Although not on the Executive Board, Nickolay Mladenov, former UN Middle East envoy, will serve as the Board of Peace’s representative on the ground in Gaza. He will sit on the Gaza Executive Board and oversee the NCAG, a 15-member Palestinian technocratic committee led by Ali Shaath, a former Palestinian Authority deputy minister.
A Troubling Absence
Strikingly, there is no Muslim representation on the Executive Board overseeing Gaza, despite Gaza’s overwhelmingly Muslim population. This raises serious concerns that Muslim-majority states may be relegated to a symbolic or rubber-stamping role, endorsing a Trump- and US-led blueprint that many fear will ultimately be pro-Israel.

1 Comment
  1. Saleem Raza says

    Ishtiaq Ahmed’s analysis of the so-called “Board of Peace” cuts through the noise and exposes the real fault lines beneath the rhetoric of peace-building. What makes his piece compelling is not sensationalism, but the careful way it highlights who holds power, who is excluded, and what institutional norms are being bypassed.
    A central strength of the article is its focus on absence rather than presence. The refusal of the UK to participate, coupled with scepticism from France, Russia, China, and other Security Council members, immediately frames the Board not as a unifying global initiative, but as a contested and potentially destabilising construct. Ishtiaq Bhai rightly situates this within Trump’s long-standing discomfort with multilateral institutions—especially the United Nations—making the fear of a parallel or replacement structure entirely plausible.
    His attention to the charter’s silence on Palestinian territory is particularly telling. For an organisation ostensibly created to resolve Gaza, this omission is not a technical oversight; it is a political signal. It suggests that Gaza may be a testing ground, not the sole concern—an entry point for redefining how international peacekeeping and post-conflict governance are controlled.
    The article also powerfully interrogates the architecture of power within the Board. Trump’s dual role as Chairman and US representative, combined with his sweeping appointment powers and an Executive Board dominated by ideological allies, undermines any claim to neutrality. This is not collective global stewardship; it is centralised political command wrapped in international language.
    Perhaps the most troubling element Ishtiaq Bhai identifies is the representational vacuum. No Palestinians, no Muslims, and no women on the Executive Board overseeing Gaza is not merely optics—it strikes at the legitimacy of the entire project.
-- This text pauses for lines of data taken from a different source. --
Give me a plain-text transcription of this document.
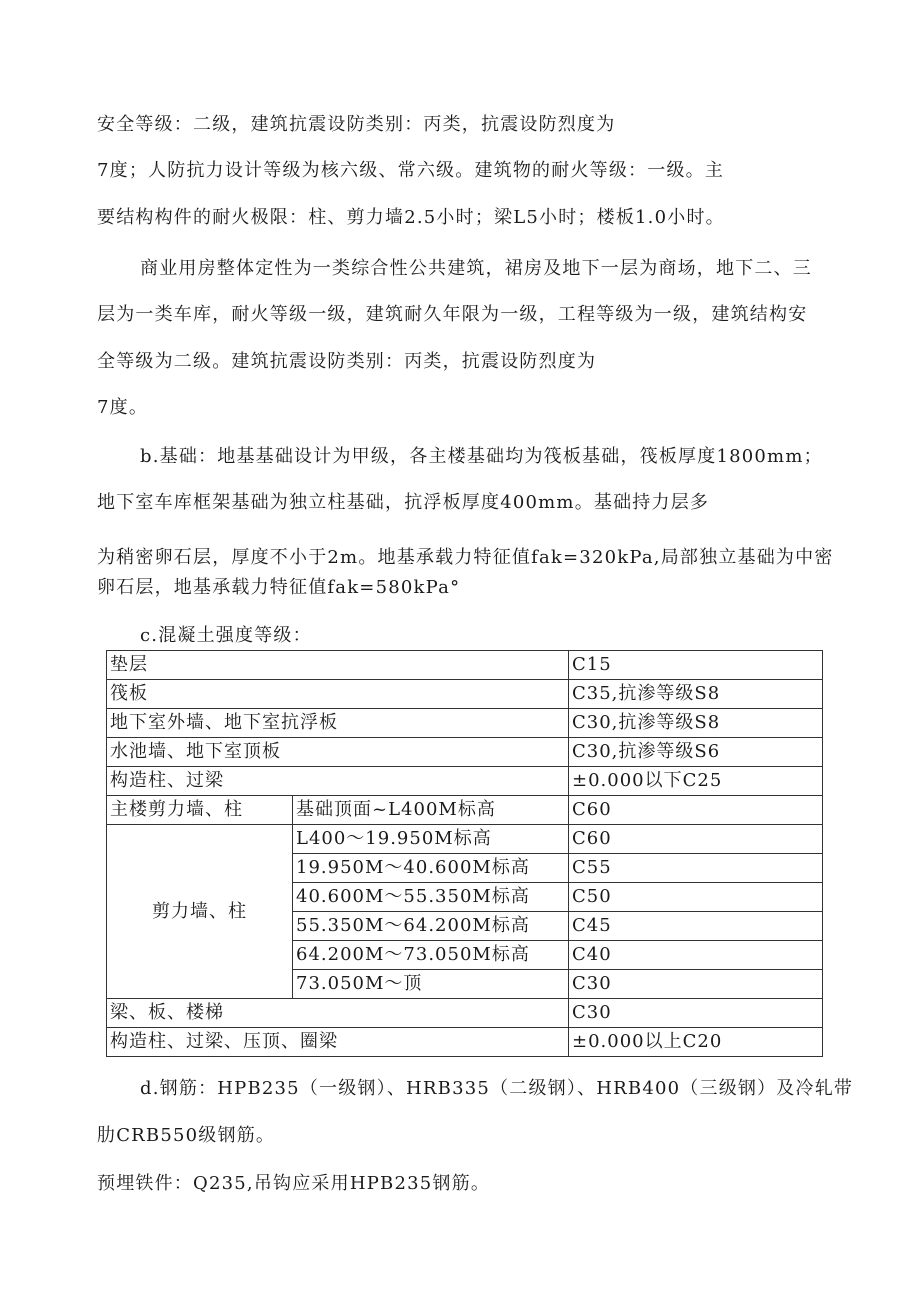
安全等级：二级，建筑抗震设防类别：丙类，抗震设防烈度为
7度；人防抗力设计等级为核六级、常六级。建筑物的耐火等级：一级。主
要结构构件的耐火极限：柱、剪力墙2.5小时；梁L5小时；楼板1.0小时。
商业用房整体定性为一类综合性公共建筑，裙房及地下一层为商场，地下二、三
层为一类车库，耐火等级一级，建筑耐久年限为一级，工程等级为一级，建筑结构安
全等级为二级。建筑抗震设防类别：丙类，抗震设防烈度为
7度。
b.基础：地基基础设计为甲级，各主楼基础均为筏板基础，筏板厚度1800mm；
地下室车库框架基础为独立柱基础，抗浮板厚度400mm。基础持力层多
为稍密卵石层，厚度不小于2m。地基承载力特征值fak=320kPa,局部独立基础为中密
卵石层，地基承载力特征值fak=580kPa°
c.混凝土强度等级：
垫层		C15
筏板		C35,抗渗等级S8
地下室外墙、地下室抗浮板		C30,抗渗等级S8
水池墙、地下室顶板		C30,抗渗等级S6
构造柱、过梁		±0.000以下C25
主楼剪力墙、柱	基础顶面~L400M标高	C60
剪力墙、柱	L400～19.950M标高	C60
	19.950M～40.600M标高	C55
	40.600M～55.350M标高	C50
	55.350M～64.200M标高	C45
	64.200M～73.050M标高	C40
	73.050M～顶	C30
梁、板、楼梯		C30
构造柱、过梁、压顶、圈梁		±0.000以上C20
d.钢筋：HPB235（一级钢）、HRB335（二级钢）、HRB400（三级钢）及冷轧带
肋CRB550级钢筋。
预埋铁件：Q235,吊钩应采用HPB235钢筋。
In a region defined by dispossession, identity, and faith, governance without representation risks becoming administration without consent.
    His critique of Muslim-majority states’ participation is also nuanced rather than accusatory. By noting their absence from frontline decision-making despite their endorsement, he raises an uncomfortable but necessary question: are these states shaping the process, or merely legitimising it?
    Finally, the composition of the Executive Board—figures such as Tony Blair, Jared Kushner, and major financial actors—reinforces the perception that this initiative prioritises strategic control and economic reconstruction models over political justice and self-determination.
    Overall assessment:
    Ishtiaq Ahmed’s article does not claim the Board of Peace will fail—but it convincingly argues that, as currently structured, it risks becoming peace without legitimacy, governance without representation, and reconstruction without justice. It is a timely warning that global peace initiatives, when detached from international norms and local voices, can deepen the very conflicts they claim to resolve.